More young, high-income men have coverage under the ACA despite predictions they would flee the market

Changes to insurance regulations under the Affordable Care Act (ACA) were supposed to drive young, healthy men with higher incomes from the insurance market.

But according to a study published earlier this month, that didn’t happen. In fact, uninsured rates dropped significantly among young, healthy men during the first few years of ACA implementation.

That’s according to research by the Commonwealth Fund, which found that the uninsured rate among men 26-34 with incomes above 400% of the federal poverty level dropped from 11.7% in 2013 to 7.2% in 2015. Comparatively, uninsured men 55-64 dropped just 1.4 points from 3.9% to 2.5% over the same period.

“The ACA’s mandate increased both the incentive for having insurance and the importance of the decision,” researchers with New York University’s Robert F. Wagner Graduate School of Public Service wrote. “This combination greatly increased coverage among young men.”

It’s a notable coverage boost considering the ACA’s new rules increased premiums for healthy young men that didn’t qualify for federal subsidies. Prior to the regulation changes, young women paid disproportionately more than young men, and older men often paid nearly five times as much for health insurance coverage.
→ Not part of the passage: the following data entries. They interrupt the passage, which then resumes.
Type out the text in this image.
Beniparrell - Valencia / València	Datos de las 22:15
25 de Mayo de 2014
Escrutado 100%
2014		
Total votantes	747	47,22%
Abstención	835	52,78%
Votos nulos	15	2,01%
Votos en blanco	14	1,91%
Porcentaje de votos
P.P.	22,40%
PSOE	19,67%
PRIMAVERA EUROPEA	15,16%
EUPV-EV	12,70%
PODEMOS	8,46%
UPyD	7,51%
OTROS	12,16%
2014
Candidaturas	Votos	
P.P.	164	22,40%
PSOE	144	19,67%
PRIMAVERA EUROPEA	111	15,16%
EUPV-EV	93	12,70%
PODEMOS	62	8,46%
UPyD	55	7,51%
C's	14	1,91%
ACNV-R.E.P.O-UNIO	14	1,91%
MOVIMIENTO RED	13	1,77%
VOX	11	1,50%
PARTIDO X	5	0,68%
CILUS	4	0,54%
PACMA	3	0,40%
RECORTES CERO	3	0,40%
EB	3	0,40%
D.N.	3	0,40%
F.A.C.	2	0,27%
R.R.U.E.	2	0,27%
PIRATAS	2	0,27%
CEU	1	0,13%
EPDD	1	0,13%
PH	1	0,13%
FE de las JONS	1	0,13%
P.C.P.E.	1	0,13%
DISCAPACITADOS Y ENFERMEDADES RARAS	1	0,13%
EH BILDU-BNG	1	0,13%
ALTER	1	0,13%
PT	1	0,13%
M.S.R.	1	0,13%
The ACA prohibited insurers from varying premiums based on gender and limited premiums for older adults to three times that of a 21-year-old with the same coverage. While those regulations eased the burden for previously disadvantaged populations, it meant young, healthy men that didn’t qualify for subsidies would bear the brunt of higher costs.

Some states already imposed rating rules for insurance coverage, easing the impact of ACA regulations. However, researchers found that the percentage of uninsured young men that didn’t qualify for subsidies declined at nearly the same rate in states that didn’t previously have rating rules as in those that did.

The authors credited a mix of financial penalties plus a marketing blitz that accompanied the ACA’s rollout. The study raises new questions about how new policies could impact coverage. The GOP’s tax bill repealed the individual mandate, a change health insurers say will lead to higher premiums.

Last year, the Trump administration slashed its ACA marketing budget from $100 million to just $10 million.

“After the ACA’s implementation, the increase in nongroup coverage and the fall in the percentage of uninsured young men likely were caused by the new financial penalties and the increased significance of coverage generated by the individual mandate and marketing efforts to promote the ACA,” the researchers wrote.